Святогорский ушёл домой с ночного дежурства не сразу после пятиминутки. А только после того, как курируемые им в качестве анестезиолога дамы разродились. И вовсе не потому, что ему что-то «светило» от хорошенькой молоденькой учительницы, поступившей по направлению ЖК или же от вконец опустившейся потребительницы инъекционных наркотиков. А потому что с такими людьми, как Аркадий Петрович, не надо света.
Хотя когда они, наконец, добираются до кровати – им все становится совершенно пофиг. Хоть операционную лампу врубайте.
Кадр восемнадцатый
Грязный халат
– Семён Ильич, можно?
Татьяна Георгиевна застыла на пороге кабинета начмеда. Война войной, а работа – по расписанию.
– Входите! – нейтральным тоном позволил заместитель главного врача по акушерству и гинекологии крупной многопрофильной больницы Семён Ильич Панин. – Присаживайтесь, Татьяна Георгиевна. Что у вас?
Мальцева села на один из «посетительских» стульев, приставленных к громадному столу Панина.

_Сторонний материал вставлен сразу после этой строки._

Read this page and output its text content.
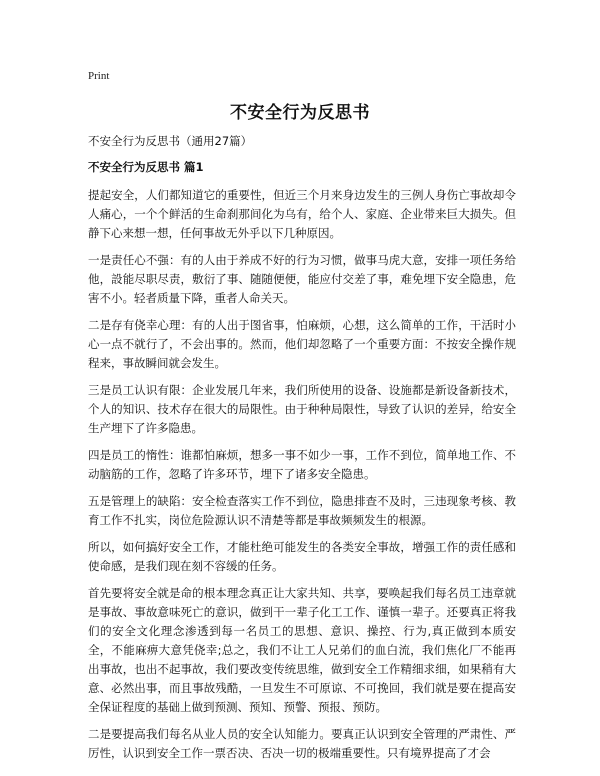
Print
不安全行为反思书
不安全行为反思书（通用27篇）
不安全行为反思书 篇1

提起安全，人们都知道它的重要性，但近三个月来身边发生的三例人身伤亡事故却令人痛心，一个个鲜活的生命刹那间化为乌有，给个人、家庭、企业带来巨大损失。但静下心来想一想，任何事故无外乎以下几种原因。

一是责任心不强：有的人由于养成不好的行为习惯，做事马虎大意，安排一项任务给他，設能尽职尽责，敷衍了事、随随便便，能应付交差了事，难免埋下安全隐患，危害不小。轻者质量下降，重者人命关天。

二是存有侥幸心理：有的人出于图省事，怕麻烦，心想，这么简单的工作，干活时小心一点不就行了，不会出事的。然而，他们却忽略了一个重要方面：不按安全操作规程来，事故瞬间就会发生。

三是员工认识有限：企业发展几年来，我们所使用的设备、设施都是新设备新技术，个人的知识、技术存在很大的局限性。由于种种局限性，导致了认识的差异，给安全生产埋下了许多隐患。

四是员工的惰性：谁都怕麻烦，想多一事不如少一事，工作不到位，简单地工作、不动脑筋的工作，忽略了许多环节，埋下了诸多安全隐患。

五是管理上的缺陷：安全检查落实工作不到位，隐患排查不及时，三违现象考核、教育工作不扎实，岗位危险源认识不清楚等都是事故频频发生的根源。

所以，如何搞好安全工作，才能杜绝可能发生的各类安全事故，增强工作的责任感和使命感，是我们现在刻不容缓的任务。

首先要将安全就是命的根本理念真正让大家共知、共享，要唤起我们每名员工违章就是事故、事故意味死亡的意识，做到干一辈子化工工作、谨慎一辈子。还要真正将我们的安全文化理念渗透到每一名员工的思想、意识、操控、行为,真正做到本质安全，不能麻痹大意凭侥幸;总之，我们不让工人兄弟们的血白流，我们焦化厂不能再出事故，也出不起事故，我们要改变传统思维，做到安全工作精细求细，如果稍有大意、必然出事，而且事故残酷，一旦发生不可原谅、不可挽回，我们就是要在提高安全保证程度的基础上做到预测、预知、预警、预报、预防。

二是要提高我们每名从业人员的安全认知能力。要真正认识到安全管理的严肃性、严厉性，认识到安全工作一票否决、否决一切的极端重要性。只有境界提高了才会
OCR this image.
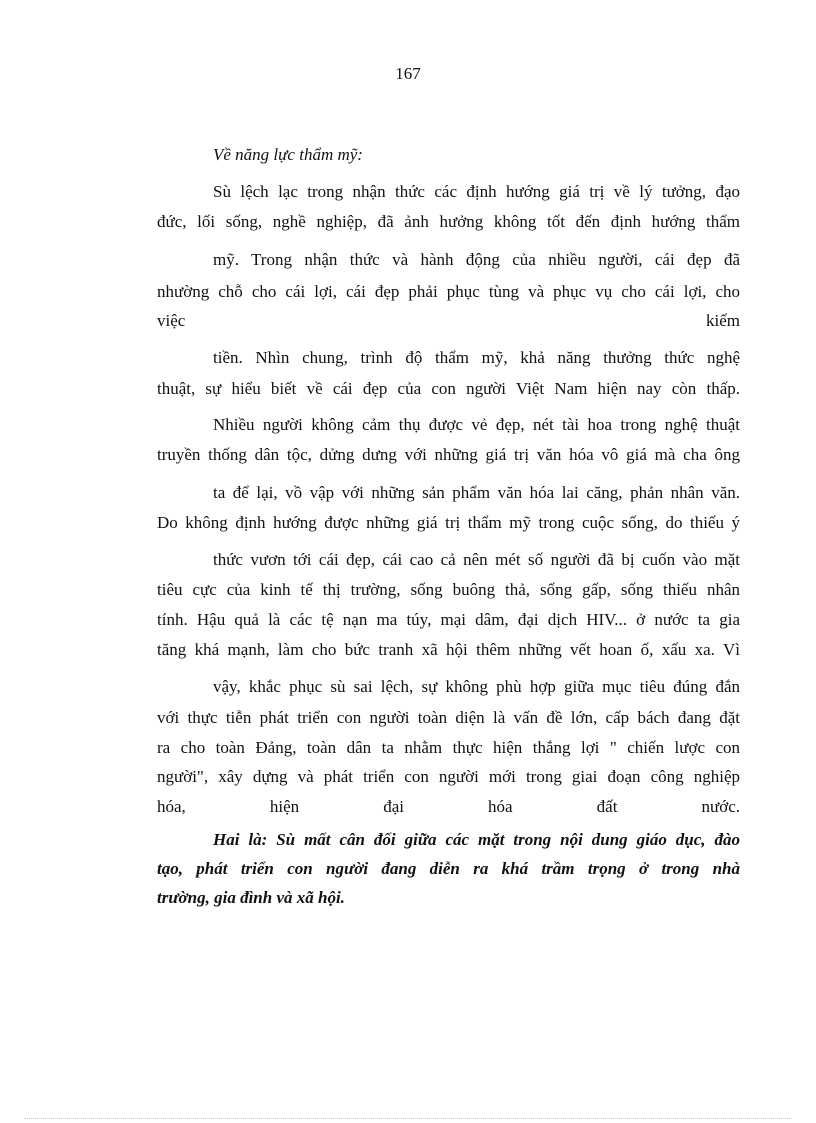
167
Về năng lực thẩm mỹ:
Sù lệch lạc trong nhận thức các định hướng giá trị về lý tưởng, đạo
đức, lối sống, nghề nghiệp, đã ảnh hưởng không tốt đến định hướng thẩm
mỹ. Trong nhận thức và hành động của nhiều người, cái đẹp đã
nhường chỗ cho cái lợi, cái đẹp phải phục tùng và phục vụ cho cái lợi, cho
việc kiếm
tiền. Nhìn chung, trình độ thẩm mỹ, khả năng thưởng thức nghệ
thuật, sự hiểu biết về cái đẹp của con người Việt Nam hiện nay còn thấp.
Nhiều người không cảm thụ được vẻ đẹp, nét tài hoa trong nghệ thuật
truyền thống dân tộc, dửng dưng với những giá trị văn hóa vô giá mà cha ông
ta để lại, vồ vập với những sản phẩm văn hóa lai căng, phản nhân văn.
Do không định hướng được những giá trị thẩm mỹ trong cuộc sống, do thiếu ý
thức vươn tới cái đẹp, cái cao cả nên mét số người đã bị cuốn vào mặt
tiêu cực của kinh tế thị trường, sống buông thả, sống gấp, sống thiếu nhân
tính. Hậu quả là các tệ nạn ma túy, mại dâm, đại dịch HIV... ở nước ta gia
tăng khá mạnh, làm cho bức tranh xã hội thêm những vết hoan ố, xấu xa. Vì
vậy, khắc phục sù sai lệch, sự không phù hợp giữa mục tiêu đúng đắn
với thực tiễn phát triển con người toàn diện là vấn đề lớn, cấp bách đang đặt
ra cho toàn Đảng, toàn dân ta nhằm thực hiện thắng lợi " chiến lược con
người", xây dựng và phát triển con người mới trong giai đoạn công nghiệp
hóa, hiện đại hóa đất nước.
Hai là: Sù mất cân đối giữa các mặt trong nội dung giáo dục, đào
tạo, phát triển con người đang diễn ra khá trầm trọng ở trong nhà
trường, gia đình và xã hội.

– На пятиминутке я уже доложила, что Валерий Иванович Линьков ушёл с дежурства. Вот обещанные рапорты. Мой, как заведующей отделением. И первой акушерки дежурной смены. Что делать с Линьковым, решать, конечно же, вам, но я бы очень вас просила, Семён Ильич, избавить моё отделение от подобного дежуранта. Это далеко не первый случай. Не говоря уже о том, что Валерию Ивановичу давным-давно пора на заслуженную пенсию.
– Хорошо, я приму ваши докладные к сведению, – холодно ответил Панин, придвигая к себе бумажки.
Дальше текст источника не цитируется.